A cada dia, uma nova tecnologia é apresentada pelo mundo da ciência. Na área da saúde, principalmente no setor hospitalar, muitos são os avanços tecnológicos e aparelhos utilizados. Em um setor hospitalar, em especial, a utilização da biotecnologia torna-se mais evidente na Unidade de Terapia Intensiva (UTI).

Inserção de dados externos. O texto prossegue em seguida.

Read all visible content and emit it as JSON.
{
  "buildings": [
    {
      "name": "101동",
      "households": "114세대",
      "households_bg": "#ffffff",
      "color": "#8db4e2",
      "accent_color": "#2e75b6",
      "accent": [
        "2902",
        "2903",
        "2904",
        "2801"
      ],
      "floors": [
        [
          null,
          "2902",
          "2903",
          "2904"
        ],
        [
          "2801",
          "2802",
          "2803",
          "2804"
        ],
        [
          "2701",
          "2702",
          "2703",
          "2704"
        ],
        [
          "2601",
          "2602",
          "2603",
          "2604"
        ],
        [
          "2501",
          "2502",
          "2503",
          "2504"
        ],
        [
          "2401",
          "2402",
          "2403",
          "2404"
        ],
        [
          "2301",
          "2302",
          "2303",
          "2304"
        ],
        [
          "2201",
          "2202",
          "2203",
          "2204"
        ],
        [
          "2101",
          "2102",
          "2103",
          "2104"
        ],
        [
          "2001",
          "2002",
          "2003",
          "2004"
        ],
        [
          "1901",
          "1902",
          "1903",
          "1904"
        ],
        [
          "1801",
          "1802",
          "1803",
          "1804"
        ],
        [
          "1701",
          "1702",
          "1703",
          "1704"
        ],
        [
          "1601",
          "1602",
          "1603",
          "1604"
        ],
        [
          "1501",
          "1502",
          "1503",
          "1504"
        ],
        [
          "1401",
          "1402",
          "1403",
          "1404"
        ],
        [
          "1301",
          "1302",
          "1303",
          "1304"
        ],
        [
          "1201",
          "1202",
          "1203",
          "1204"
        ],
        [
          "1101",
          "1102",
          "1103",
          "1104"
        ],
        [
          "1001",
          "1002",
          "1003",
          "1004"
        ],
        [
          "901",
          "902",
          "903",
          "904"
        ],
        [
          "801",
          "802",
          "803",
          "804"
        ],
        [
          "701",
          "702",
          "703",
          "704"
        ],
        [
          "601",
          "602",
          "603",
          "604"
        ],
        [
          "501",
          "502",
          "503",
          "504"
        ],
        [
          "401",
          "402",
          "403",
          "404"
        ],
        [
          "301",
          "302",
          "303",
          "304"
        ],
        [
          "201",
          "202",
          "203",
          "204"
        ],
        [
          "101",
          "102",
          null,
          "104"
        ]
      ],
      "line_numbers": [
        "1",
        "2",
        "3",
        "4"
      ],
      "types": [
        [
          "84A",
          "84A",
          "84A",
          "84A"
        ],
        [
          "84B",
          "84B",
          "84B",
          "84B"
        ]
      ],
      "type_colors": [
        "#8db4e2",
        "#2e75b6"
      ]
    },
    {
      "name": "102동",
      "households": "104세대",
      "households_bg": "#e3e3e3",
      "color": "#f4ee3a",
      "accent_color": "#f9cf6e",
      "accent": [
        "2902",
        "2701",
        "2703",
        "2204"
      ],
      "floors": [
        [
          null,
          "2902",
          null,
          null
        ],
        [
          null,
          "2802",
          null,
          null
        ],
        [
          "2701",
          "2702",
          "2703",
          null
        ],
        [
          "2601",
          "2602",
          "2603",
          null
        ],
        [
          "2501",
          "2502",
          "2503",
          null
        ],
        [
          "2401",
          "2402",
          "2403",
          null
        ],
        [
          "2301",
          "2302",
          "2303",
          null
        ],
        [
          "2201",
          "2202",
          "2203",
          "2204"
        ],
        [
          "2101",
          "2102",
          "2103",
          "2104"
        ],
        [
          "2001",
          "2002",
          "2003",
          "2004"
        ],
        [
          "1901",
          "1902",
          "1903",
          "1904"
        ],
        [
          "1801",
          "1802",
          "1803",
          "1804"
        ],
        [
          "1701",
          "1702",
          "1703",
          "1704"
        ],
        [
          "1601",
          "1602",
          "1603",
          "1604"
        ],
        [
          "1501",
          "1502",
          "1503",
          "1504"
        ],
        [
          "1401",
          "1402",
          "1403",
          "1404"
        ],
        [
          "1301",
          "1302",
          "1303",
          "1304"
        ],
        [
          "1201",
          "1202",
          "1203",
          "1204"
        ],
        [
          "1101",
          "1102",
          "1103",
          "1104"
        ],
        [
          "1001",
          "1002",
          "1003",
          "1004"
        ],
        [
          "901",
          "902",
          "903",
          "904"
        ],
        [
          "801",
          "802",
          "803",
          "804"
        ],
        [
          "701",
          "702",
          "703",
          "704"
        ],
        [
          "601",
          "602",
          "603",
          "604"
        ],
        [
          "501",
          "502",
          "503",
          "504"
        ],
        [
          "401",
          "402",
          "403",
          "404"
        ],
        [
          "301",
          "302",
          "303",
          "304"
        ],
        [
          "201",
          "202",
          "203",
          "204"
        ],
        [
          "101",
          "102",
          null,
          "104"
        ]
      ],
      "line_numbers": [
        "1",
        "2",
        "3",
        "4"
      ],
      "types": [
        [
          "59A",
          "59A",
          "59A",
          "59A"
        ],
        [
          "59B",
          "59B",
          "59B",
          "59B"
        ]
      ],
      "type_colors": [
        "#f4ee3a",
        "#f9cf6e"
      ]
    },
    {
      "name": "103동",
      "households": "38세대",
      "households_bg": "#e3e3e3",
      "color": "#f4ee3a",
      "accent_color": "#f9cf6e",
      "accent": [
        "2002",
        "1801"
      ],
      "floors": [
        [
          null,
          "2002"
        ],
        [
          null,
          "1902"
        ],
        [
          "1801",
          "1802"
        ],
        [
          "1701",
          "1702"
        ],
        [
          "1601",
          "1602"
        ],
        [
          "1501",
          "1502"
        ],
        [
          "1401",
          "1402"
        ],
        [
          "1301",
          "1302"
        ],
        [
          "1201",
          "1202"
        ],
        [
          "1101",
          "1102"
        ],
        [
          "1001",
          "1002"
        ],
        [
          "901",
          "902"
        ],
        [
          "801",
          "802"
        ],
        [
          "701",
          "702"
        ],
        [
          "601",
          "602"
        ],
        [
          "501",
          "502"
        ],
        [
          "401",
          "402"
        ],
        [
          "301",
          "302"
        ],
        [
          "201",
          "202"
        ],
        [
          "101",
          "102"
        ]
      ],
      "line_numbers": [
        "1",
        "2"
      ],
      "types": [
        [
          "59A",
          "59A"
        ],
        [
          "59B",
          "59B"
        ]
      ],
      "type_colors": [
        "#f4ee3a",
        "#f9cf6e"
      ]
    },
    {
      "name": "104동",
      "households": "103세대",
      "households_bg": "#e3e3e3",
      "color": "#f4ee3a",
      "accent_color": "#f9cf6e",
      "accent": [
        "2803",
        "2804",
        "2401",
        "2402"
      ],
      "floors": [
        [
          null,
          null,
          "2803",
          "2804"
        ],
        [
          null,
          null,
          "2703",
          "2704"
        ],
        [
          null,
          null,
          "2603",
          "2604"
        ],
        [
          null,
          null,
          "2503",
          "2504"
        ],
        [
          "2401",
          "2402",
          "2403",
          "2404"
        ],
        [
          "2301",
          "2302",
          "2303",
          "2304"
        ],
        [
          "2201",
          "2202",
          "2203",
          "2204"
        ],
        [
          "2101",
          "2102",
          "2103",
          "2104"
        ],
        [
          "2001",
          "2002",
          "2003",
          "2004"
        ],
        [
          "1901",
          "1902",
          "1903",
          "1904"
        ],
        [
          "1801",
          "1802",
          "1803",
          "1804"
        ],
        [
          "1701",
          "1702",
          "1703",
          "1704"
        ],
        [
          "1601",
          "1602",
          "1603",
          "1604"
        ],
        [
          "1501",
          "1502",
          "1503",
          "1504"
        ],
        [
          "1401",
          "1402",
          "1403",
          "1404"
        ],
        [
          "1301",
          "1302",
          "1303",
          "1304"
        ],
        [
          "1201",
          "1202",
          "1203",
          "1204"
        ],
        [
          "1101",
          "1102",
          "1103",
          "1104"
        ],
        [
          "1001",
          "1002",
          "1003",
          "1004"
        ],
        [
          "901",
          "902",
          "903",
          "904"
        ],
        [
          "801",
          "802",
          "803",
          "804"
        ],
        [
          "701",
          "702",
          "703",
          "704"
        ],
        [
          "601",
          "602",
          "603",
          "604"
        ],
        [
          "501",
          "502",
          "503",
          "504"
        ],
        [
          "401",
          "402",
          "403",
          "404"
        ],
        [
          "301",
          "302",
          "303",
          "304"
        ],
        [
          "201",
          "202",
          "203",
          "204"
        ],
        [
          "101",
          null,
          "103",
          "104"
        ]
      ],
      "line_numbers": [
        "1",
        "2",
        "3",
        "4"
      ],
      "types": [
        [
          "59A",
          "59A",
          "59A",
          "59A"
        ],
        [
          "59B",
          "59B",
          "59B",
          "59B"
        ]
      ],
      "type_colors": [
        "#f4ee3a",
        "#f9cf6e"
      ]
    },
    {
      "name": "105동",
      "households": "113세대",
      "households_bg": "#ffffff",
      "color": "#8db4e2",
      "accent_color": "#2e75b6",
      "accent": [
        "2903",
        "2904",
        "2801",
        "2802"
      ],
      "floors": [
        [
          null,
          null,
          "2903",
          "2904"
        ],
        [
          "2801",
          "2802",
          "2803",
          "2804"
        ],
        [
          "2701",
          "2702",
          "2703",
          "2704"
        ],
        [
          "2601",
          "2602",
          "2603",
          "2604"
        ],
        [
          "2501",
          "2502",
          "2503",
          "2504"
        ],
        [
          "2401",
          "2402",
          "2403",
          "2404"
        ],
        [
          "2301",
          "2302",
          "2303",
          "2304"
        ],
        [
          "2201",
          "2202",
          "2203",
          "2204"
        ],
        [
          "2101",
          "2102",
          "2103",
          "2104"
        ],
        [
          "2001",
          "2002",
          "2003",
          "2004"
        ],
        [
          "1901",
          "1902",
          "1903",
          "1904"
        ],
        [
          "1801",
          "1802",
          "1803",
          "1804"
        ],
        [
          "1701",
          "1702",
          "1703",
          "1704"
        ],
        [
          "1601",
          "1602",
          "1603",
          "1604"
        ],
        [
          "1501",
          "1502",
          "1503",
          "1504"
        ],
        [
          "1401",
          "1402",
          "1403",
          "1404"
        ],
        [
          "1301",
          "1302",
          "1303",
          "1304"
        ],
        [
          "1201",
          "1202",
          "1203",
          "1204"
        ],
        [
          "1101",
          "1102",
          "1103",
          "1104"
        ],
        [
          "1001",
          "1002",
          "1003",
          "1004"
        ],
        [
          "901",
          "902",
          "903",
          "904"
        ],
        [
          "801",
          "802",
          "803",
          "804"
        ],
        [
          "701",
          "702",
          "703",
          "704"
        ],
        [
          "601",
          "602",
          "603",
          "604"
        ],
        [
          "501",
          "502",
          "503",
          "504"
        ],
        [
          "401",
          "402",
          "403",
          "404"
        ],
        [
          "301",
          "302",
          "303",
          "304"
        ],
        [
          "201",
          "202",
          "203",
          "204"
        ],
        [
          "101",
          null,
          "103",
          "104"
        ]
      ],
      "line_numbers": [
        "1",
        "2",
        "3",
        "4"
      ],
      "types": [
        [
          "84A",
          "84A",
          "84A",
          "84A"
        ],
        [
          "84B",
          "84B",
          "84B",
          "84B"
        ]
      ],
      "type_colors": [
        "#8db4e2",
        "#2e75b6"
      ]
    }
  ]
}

Toda essa tecnologia médica fez com que muitos profissionais vejam seus clientes/pacientes através de máquinas. Isso tem gerado muitos problemas no campo da bioética. Um deles se refere à desumanização da saúde, pelo aumento da tecnologia e diminuição da sensibilidade; outro se refere à quebra do princípio de benefício, quando nem sempre essa tecnologia traz conforto e alívio ao paciente. O conhecimento técnico do profissional que trabalha na UTI também vem sendo questionado. Para uma boa assistência, o profissional que trabalhe neste setor deve ser capaz de utilizar, de forma adequada, os equipamentos que monitoram o paciente. Com base nessas reflexões, e considerando que a equipe de enfermagem possui um número superior de profissionais prestando assistência diretamente ao paciente, nos questionamos como os profissionais de enfermagem são preparados para trabalhar com a biotecnologia utilizada na UTI e como eles vêem a sua relação com a ética. Diante disso, o objetivo deste estudo foi identificar a capacitação que a equipe de enfermagem recebe para o trabalho na UTI e os aspectos éticos existentes na utilização da biotecnologia da UTI.